Arab foreign ministers discussed the crisis in Cairo, but it was not clear what they could do. Syria has pledged to back Hezbollah and Lebanon against Israel's "barbaric aggression." Saudi Arabia has blamed Hezbollah for "uncalculated adventures."
PM RESPONDS
Lebanese Prime Minister Fuad Siniora on Friday accused Israel of cutting his country into pieces and demanded an immediate ceasefire.
In an interview with CNN, Siniora said Lebanon was being punished for something in which it had no hand -- the kidnapping of two Israeli soldiers and the killing of eight more.
"Israel is continuing its aggression against Lebanon and the Lebanese," Siniora said. "It's sparing nobody, in no area of Lebanon. Actually it is cutting the country into pieces, whereby more than 20 bridges in the country have been destroyed."

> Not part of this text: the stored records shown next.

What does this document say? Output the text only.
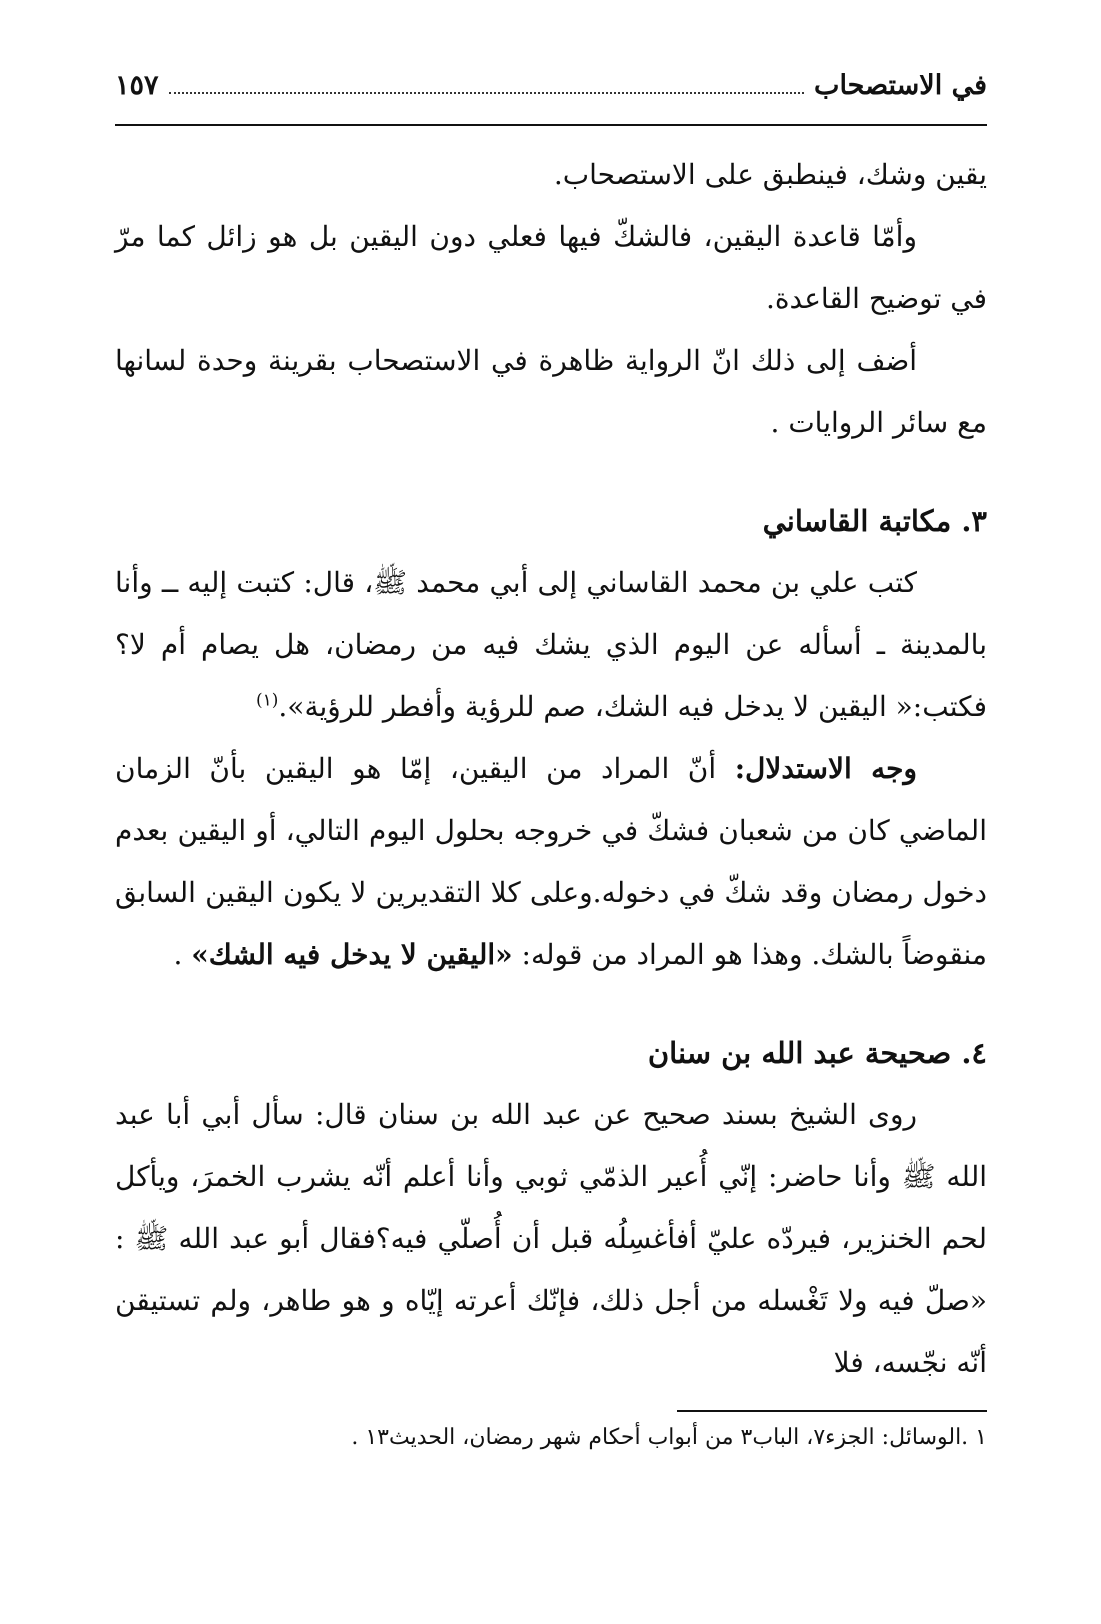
في الاستصحاب
١٥٧

يقين وشك، فينطبق على الاستصحاب.

وأمّا قاعدة اليقين، فالشكّ فيها فعلي دون اليقين بل هو زائل كما مرّ في توضيح القاعدة.

أضف إلى ذلك انّ الرواية ظاهرة في الاستصحاب بقرينة وحدة لسانها مع سائر الروايات .

٣. مكاتبة القاساني

كتب علي بن محمد القاساني إلى أبي محمد ﷺ، قال: كتبت إليه ــ وأنا بالمدينة ـ أسأله عن اليوم الذي يشك فيه من رمضان، هل يصام أم لا؟ فكتب:« اليقين لا يدخل فيه الشك، صم للرؤية وأفطر للرؤية».$^{(١)}$

وجه الاستدلال: أنّ المراد من اليقين، إمّا هو اليقين بأنّ الزمان الماضي كان من شعبان فشكّ في خروجه بحلول اليوم التالي، أو اليقين بعدم دخول رمضان وقد شكّ في دخوله.وعلى كلا التقديرين لا يكون اليقين السابق منقوضاً بالشك. وهذا هو المراد من قوله: «اليقين لا يدخل فيه الشك» .

٤. صحيحة عبد الله بن سنان

روى الشيخ بسند صحيح عن عبد الله بن سنان قال: سأل أبي أبا عبد الله ﷺ وأنا حاضر: إنّي أُعير الذمّي ثوبي وأنا أعلم أنّه يشرب الخمرَ، ويأكل لحم الخنزير، فيردّه عليّ أفأغسِلُه قبل أن أُصلّي فيه؟فقال أبو عبد الله ﷺ : «صلّ فيه ولا تَغْسله من أجل ذلك، فإنّك أعرته إيّاه و هو طاهر، ولم تستيقن أنّه نجّسه، فلا

١ .الوسائل: الجزء٧، الباب٣ من أبواب أحكام شهر رمضان، الحديث١٣ .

Siniora also accused Israel of being careless about civilian lives and of trying to cripple his recovering country's economy.
Foreign governments were drawing up contingency plans yesterday to evacuate their nationals from Lebanon.
France, Italy and Sweden followed Britain's lead on Friday in preparing a voluntary evacuation of their citizens, mainly by land to Syria or by ferry to Cyprus.
The US State Department also said it was working on a plan with the Pentagon to transport Americans to Cyprus, where they can board commercial aircraft for onward travel.